Dutch report: Transgenders are sent for medical treatment too quickly


Western Europe


An LGBTQ activist holds a sign reading "Trans People Just Want to Live" during a protest. Photo AFP, Andrej Ivanov AFP

People who struggle with their gender almost always end up at a gender clinic. There, they are often guided into a medical process, even though not all of them feel the need for this. That should change, researchers point out.

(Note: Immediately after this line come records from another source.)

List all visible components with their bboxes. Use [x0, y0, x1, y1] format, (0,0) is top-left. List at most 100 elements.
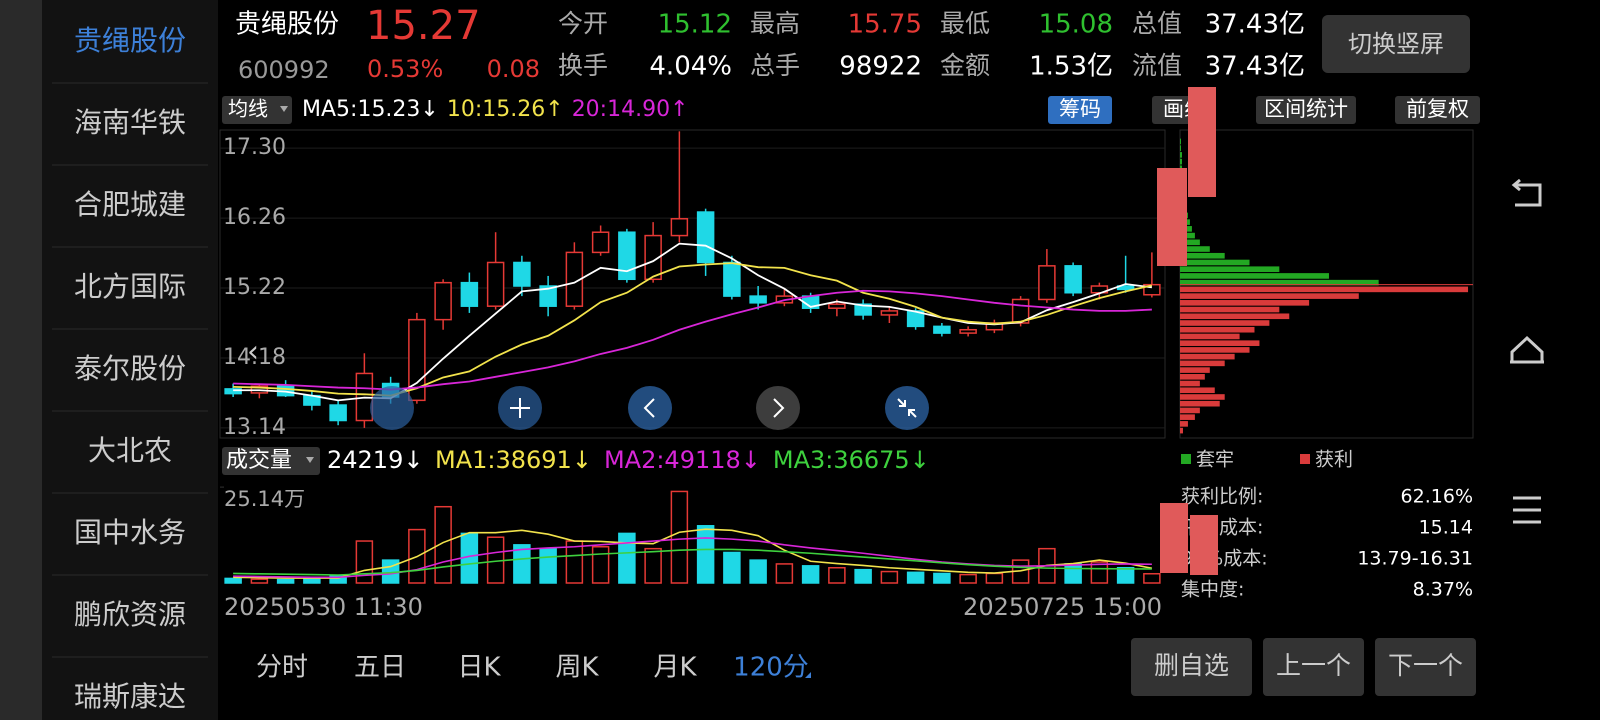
- volume-bar: [959, 573, 977, 584]
- volume-bar: [539, 547, 557, 584]
- stat-value: 8.37%: [1413, 579, 1473, 601]
- toolbar-button[interactable]: [1048, 96, 1112, 124]
- candle-body: [696, 211, 715, 264]
- action-button-label[interactable]: 删自选: [1154, 651, 1229, 680]
- stock-name: 贵绳股份: [235, 10, 339, 40]
- volume-bar: [696, 525, 715, 584]
- legend-label: 套牢: [1196, 449, 1234, 471]
- volume-bar: [618, 532, 636, 584]
- price-panel: [219, 129, 1166, 439]
- orientation-button[interactable]: [1322, 15, 1470, 73]
- volume-bar: [828, 566, 846, 584]
- period-tab[interactable]: 日K: [457, 653, 501, 683]
- volume-bar: [854, 568, 872, 584]
- toolbar-button[interactable]: [1256, 96, 1356, 124]
- period-tab[interactable]: 五日: [354, 653, 406, 683]
- toolbar-button-label[interactable]: 筹码: [1059, 97, 1101, 121]
- action-button-label[interactable]: 上一个: [1276, 651, 1351, 680]
- period-tab[interactable]: 月K: [653, 653, 697, 683]
- field-label: 流值: [1132, 51, 1182, 80]
- action-button[interactable]: [1263, 638, 1364, 696]
- stat-label: 获利比例:: [1181, 486, 1263, 508]
- collapse-icon: [897, 398, 917, 418]
- period-tab[interactable]: 周K: [555, 653, 599, 683]
- stock-item[interactable]: 合肥城建: [74, 188, 186, 221]
- action-button[interactable]: [1131, 638, 1252, 696]
- chip-bar: [1180, 367, 1210, 373]
- chip-bar: [1180, 313, 1290, 320]
- action-button-label[interactable]: 下一个: [1388, 651, 1463, 680]
- y-tick-label: 14.18: [223, 345, 286, 370]
- candle-body: [644, 234, 662, 281]
- redaction: [1190, 515, 1218, 575]
- field-label: 总手: [750, 51, 800, 80]
- home-icon[interactable]: [1510, 335, 1544, 364]
- field-value: 4.04%: [649, 52, 732, 82]
- volume-bar: [1143, 573, 1161, 584]
- overlay-button[interactable]: [370, 386, 414, 430]
- stat-value: 13.79-16.31: [1357, 548, 1473, 570]
- right-icon: [773, 398, 785, 418]
- stock-item[interactable]: 北方国际: [74, 270, 186, 303]
- toolbar-button-label[interactable]: 前复权: [1406, 97, 1469, 121]
- volume-bar: [775, 563, 794, 584]
- stock-item[interactable]: 海南华铁: [74, 106, 186, 139]
- field-label: 最高: [750, 9, 800, 38]
- volume-selector[interactable]: [222, 447, 320, 475]
- period-tabs: 分时 五日 日K 周K 月K 120分: [256, 653, 811, 683]
- field-value: 15.75: [848, 10, 922, 40]
- chip-bar: [1180, 333, 1240, 340]
- volume-bar: [723, 551, 741, 584]
- dropdown-arrow: [280, 106, 288, 112]
- plus-icon: [510, 398, 530, 418]
- stock-item[interactable]: 国中水务: [74, 516, 186, 549]
- volume-bar: [355, 540, 374, 584]
- orientation-button-label[interactable]: 切换竖屏: [1348, 30, 1444, 58]
- stock-item[interactable]: 大北农: [88, 434, 172, 467]
- chip-bar: [1180, 320, 1270, 326]
- volume-ma-line: [233, 528, 1153, 579]
- left-button[interactable]: [628, 386, 672, 430]
- field-label: 换手: [558, 51, 608, 80]
- redaction: [1157, 168, 1187, 266]
- candle-body: [224, 388, 242, 395]
- toolbar-button[interactable]: [1395, 96, 1480, 124]
- chip-bar: [1180, 414, 1195, 420]
- ma-selector[interactable]: [222, 96, 292, 124]
- chip-bar: [1180, 360, 1225, 367]
- candle-body: [434, 281, 452, 321]
- candle-body: [460, 281, 479, 307]
- candle-body: [828, 303, 846, 309]
- ma-selector-label[interactable]: 均线: [228, 97, 268, 121]
- candle-body: [618, 231, 636, 281]
- prev-arrow[interactable]: ‹: [247, 335, 259, 370]
- change: 0.08: [487, 55, 540, 83]
- chip-bar: [1180, 400, 1220, 407]
- stock-item[interactable]: 瑞斯康达: [74, 680, 186, 713]
- chip-bar: [1180, 353, 1235, 360]
- field-value: 98922: [839, 52, 922, 82]
- period-tab[interactable]: 120分: [733, 653, 809, 683]
- volume-current: 24219↓: [327, 446, 423, 474]
- stock-item[interactable]: 泰尔股份: [74, 352, 186, 385]
- candle-body: [329, 404, 347, 422]
- period-tab[interactable]: 分时: [256, 653, 308, 683]
- volume-bar: [250, 578, 269, 584]
- tab-indicator: [805, 672, 811, 678]
- chip-bar: [1180, 239, 1200, 246]
- back-icon[interactable]: [1511, 178, 1542, 207]
- stock-item[interactable]: 鹏欣资源: [74, 598, 186, 631]
- toolbar-button-label[interactable]: 区间统计: [1264, 97, 1348, 121]
- stock-item[interactable]: 贵绳股份: [74, 24, 186, 57]
- right-button[interactable]: [756, 386, 800, 430]
- y-tick-label: 25.14万: [224, 487, 305, 511]
- chip-bar: [1180, 252, 1225, 259]
- volume-ma-line: [233, 537, 1152, 579]
- volume-selector-label[interactable]: 成交量: [226, 448, 292, 473]
- collapse-button[interactable]: [885, 386, 929, 430]
- candle-body: [539, 285, 557, 307]
- menu-icon[interactable]: [1513, 496, 1541, 524]
- action-button[interactable]: [1375, 638, 1476, 696]
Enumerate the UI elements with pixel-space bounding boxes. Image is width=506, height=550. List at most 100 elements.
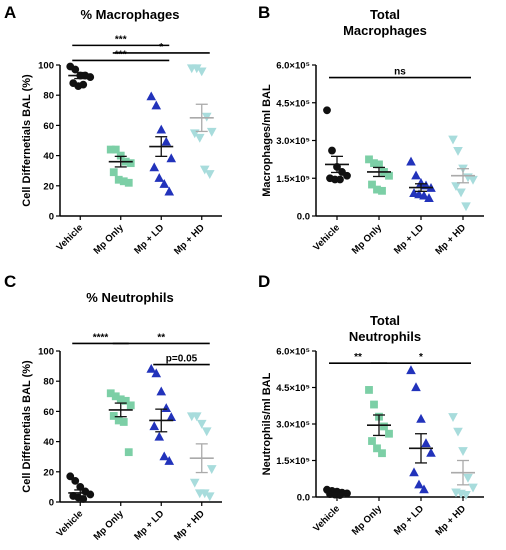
- series-mp-hd: [448, 135, 478, 212]
- data-point: [378, 449, 386, 458]
- series-mp-hd: [186, 64, 217, 179]
- data-point: [164, 455, 175, 465]
- x-tick-label: Mp Only: [92, 222, 127, 257]
- panel-letter: D: [258, 272, 270, 291]
- data-point: [375, 160, 383, 169]
- significance-label: **: [354, 352, 362, 363]
- data-point: [451, 182, 461, 192]
- data-point: [204, 492, 215, 502]
- y-tick-label: 20: [43, 181, 54, 192]
- panel-title: % Macrophages: [81, 7, 180, 22]
- y-tick-label: 4.5×10⁵: [276, 98, 310, 109]
- significance-label: **: [157, 332, 165, 343]
- data-point: [368, 180, 376, 189]
- data-point: [189, 478, 200, 488]
- significance-label: ns: [394, 67, 406, 78]
- y-tick-label: 4.5×10⁵: [276, 383, 310, 394]
- data-point: [406, 365, 416, 375]
- x-tick-label: Mp + HD: [433, 503, 468, 538]
- data-point: [448, 135, 458, 145]
- data-point: [419, 190, 429, 200]
- significance-label: *: [159, 42, 163, 53]
- data-point: [463, 473, 473, 483]
- y-tick-label: 100: [38, 347, 54, 358]
- data-point: [154, 431, 165, 441]
- series-mp-ld: [146, 91, 177, 196]
- data-point: [365, 386, 373, 394]
- x-tick-label: Mp + LD: [392, 222, 426, 256]
- y-axis-label: Macrophages/ml BAL: [261, 84, 273, 197]
- x-tick-label: Mp + HD: [172, 508, 207, 543]
- significance-label: ****: [93, 332, 109, 343]
- series-mp-hd: [448, 413, 478, 500]
- series-vehicle: [66, 62, 95, 91]
- y-tick-label: 3.0×10⁵: [276, 420, 310, 431]
- series-mp-only: [106, 389, 135, 457]
- x-tick-label: Mp Only: [350, 503, 385, 538]
- data-point: [166, 412, 177, 422]
- y-tick-label: 1.5×10⁵: [276, 174, 310, 185]
- data-point: [406, 156, 416, 166]
- data-point: [109, 168, 118, 177]
- data-point: [126, 159, 135, 168]
- y-tick-label: 3.0×10⁵: [276, 136, 310, 147]
- x-tick-label: Mp + LD: [132, 222, 166, 256]
- data-point: [426, 447, 436, 457]
- data-point: [146, 91, 157, 101]
- data-point: [373, 444, 381, 453]
- data-point: [461, 202, 471, 212]
- x-tick-label: Mp + LD: [392, 503, 426, 537]
- data-point: [419, 484, 429, 494]
- data-point: [79, 80, 88, 89]
- data-point: [204, 170, 215, 179]
- data-point: [448, 413, 458, 422]
- x-tick-label: Mp Only: [92, 508, 127, 543]
- data-point: [149, 162, 160, 172]
- data-point: [323, 106, 331, 115]
- panel-c: C % Neutrophils 0 20 40 60 80 100 Cell Differnet…: [4, 272, 222, 543]
- data-point: [79, 495, 88, 503]
- data-point: [196, 419, 207, 429]
- x-tick-label: Mp Only: [350, 222, 385, 257]
- data-point: [109, 412, 118, 420]
- panel-letter: C: [4, 272, 16, 291]
- significance-label: p=0.05: [166, 354, 198, 365]
- y-tick-label: 80: [43, 377, 54, 388]
- data-point: [124, 448, 133, 457]
- series-vehicle: [323, 106, 351, 184]
- panel-letter: B: [258, 3, 270, 22]
- data-point: [411, 382, 421, 392]
- data-point: [370, 400, 378, 409]
- data-point: [336, 175, 344, 184]
- data-point: [385, 429, 393, 438]
- data-point: [201, 112, 212, 122]
- data-point: [164, 186, 175, 196]
- data-point: [159, 179, 170, 188]
- data-point: [380, 422, 388, 431]
- data-point: [126, 401, 135, 410]
- data-point: [166, 153, 177, 163]
- y-tick-label: 0.0: [297, 493, 310, 504]
- series-mp-ld: [406, 156, 436, 202]
- data-point: [461, 490, 471, 500]
- series-mp-ld: [146, 363, 177, 465]
- data-point: [409, 188, 419, 197]
- data-point: [468, 175, 478, 185]
- panel-title: Total: [370, 7, 400, 22]
- data-point: [196, 67, 207, 77]
- series-mp-only: [365, 386, 393, 458]
- data-point: [161, 403, 172, 412]
- panel-title: % Neutrophils: [86, 290, 173, 305]
- panel-letter: A: [4, 3, 16, 22]
- y-axis-label: Neutrophils/ml BAL: [261, 372, 273, 475]
- data-point: [151, 100, 162, 110]
- data-point: [409, 467, 419, 477]
- y-tick-label: 1.5×10⁵: [276, 456, 310, 467]
- data-point: [146, 363, 157, 373]
- data-point: [191, 412, 202, 422]
- x-tick-label: Mp + LD: [132, 508, 166, 542]
- y-tick-label: 80: [43, 91, 54, 102]
- data-point: [119, 418, 128, 426]
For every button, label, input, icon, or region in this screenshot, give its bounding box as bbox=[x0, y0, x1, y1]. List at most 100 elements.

In the medical world, gender clinics are almost the only places with knowledge about transgenderism. Therefore, people who question their gender are mainly referred to these clinics.

However, some of them would benefit more from treatment by their family doctor or psychological help, the Dutch daily Volkskrant writes based on a report from the Radboud University. The researchers speak of a “mismatch between the offered specialised care and the need of transgender people themselves.”


Gender clinics often focus mainly on medical treatment with hormones and surgery, the newspaper writes. And some people have no need for that. Some would rather explore their gender identity than treat it, the Dutch daily NRC cites the report.

Also, the waiting lists at the clinics have grown explosively as a result of a lack of knowledge in the rest of society. That is detrimental to the well-being of those involved, the report reads. Currently, the waiting time has increased to two years.

According to the Radboud researchers, medical treatment of transgenderism is only part of the problem. “Specialised care can not solve the problem of societal acceptation”, they write in the report. “Problems that arise because of lack of acceptation and recognition in society are often treated as a medical deficit.” Instead, the researchers plead for more knowledge in broader society.